Froman reiterated what President Barack Obama said during his June trip to Africa, that it is good that China, Brazil, Turkey and other countries are interested and involved in Africa. Unlike the depiction in Western media, statistics show that about 85 percent of employees in the more than 2,000 Chinese companies operating in Africa are Africans.

AGOA, like other US policies, excludes countries that it deems performing poorly in democratic and human rights reforms, regardless of how desperate a nation is for development opportunities.

China has long practiced a policy of non-interference in the domestic affairs of other nations and its loans to African nations come with no strings attached like the aid from the US and other Western nations.

He Wenping, an expert on African studies at the Chinese Academy of Social Sciences, said China's Africa policy is "non-ideological" and emphasizes "non-interference in internal affairs and respect for the choices African nations make for their own development path".

She said China places emphasis on how to help Africans build capacity by "teaching them how to fish instead of giving them fish", quoting an old Chinese proverb.

Statistics show that China had provided training for 50,000 Africans by 2012, covering a wide range of fields, from public administration, agriculture, and fisheries, to healthcare, science and technology, environmental protection and news media.

In the next three years, the African Talents Program announced by the Chinese government will train another 30,000 people in various sectors and offer 18,000 government scholarships to Africans.

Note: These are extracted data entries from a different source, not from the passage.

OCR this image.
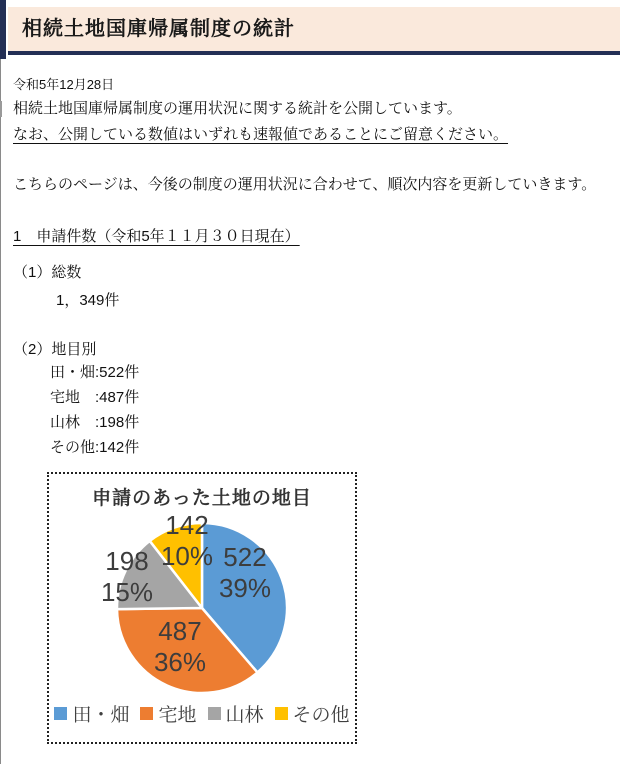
相続土地国庫帰属制度の統計
令和5年12月28日
相続土地国庫帰属制度の運用状況に関する統計を公開しています。
なお、公開している数値はいずれも速報値であることにご留意ください。
こちらのページは、今後の制度の運用状況に合わせて、順次内容を更新していきます。
1　申請件数（令和5年１１月３０日現在）
（1）総数
1，349件
（2）地目別
田・畑:522件
宅地　:487件
山林　:198件
その他:142件
申請のあった土地の地目
522
39%
487
36%
198
15%
142
10%
田・畑 宅地 山林 その他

Mwangi Kimenyi, senior fellow and director of the Africa Growth Initiative at the Brookings, told China Daily that China also offers significant tariff treatment to a number of African countries.

Meanwhile, China also grants tariff exemptions on both raw materials and some-finished or finished products from some African countries.

Kimenyi, who moderated Froman's talk, said Froman has articulated that the Obama administration does see the opportunity in Africa and is placing emphasis on engaging Africa.

He said he hopes Congress will tackle the extension of an enhanced AGOA by next year. "This is very important," he said, "delaying the extension will create uncertainties on the part of investors and this will be quite harmful to African countries."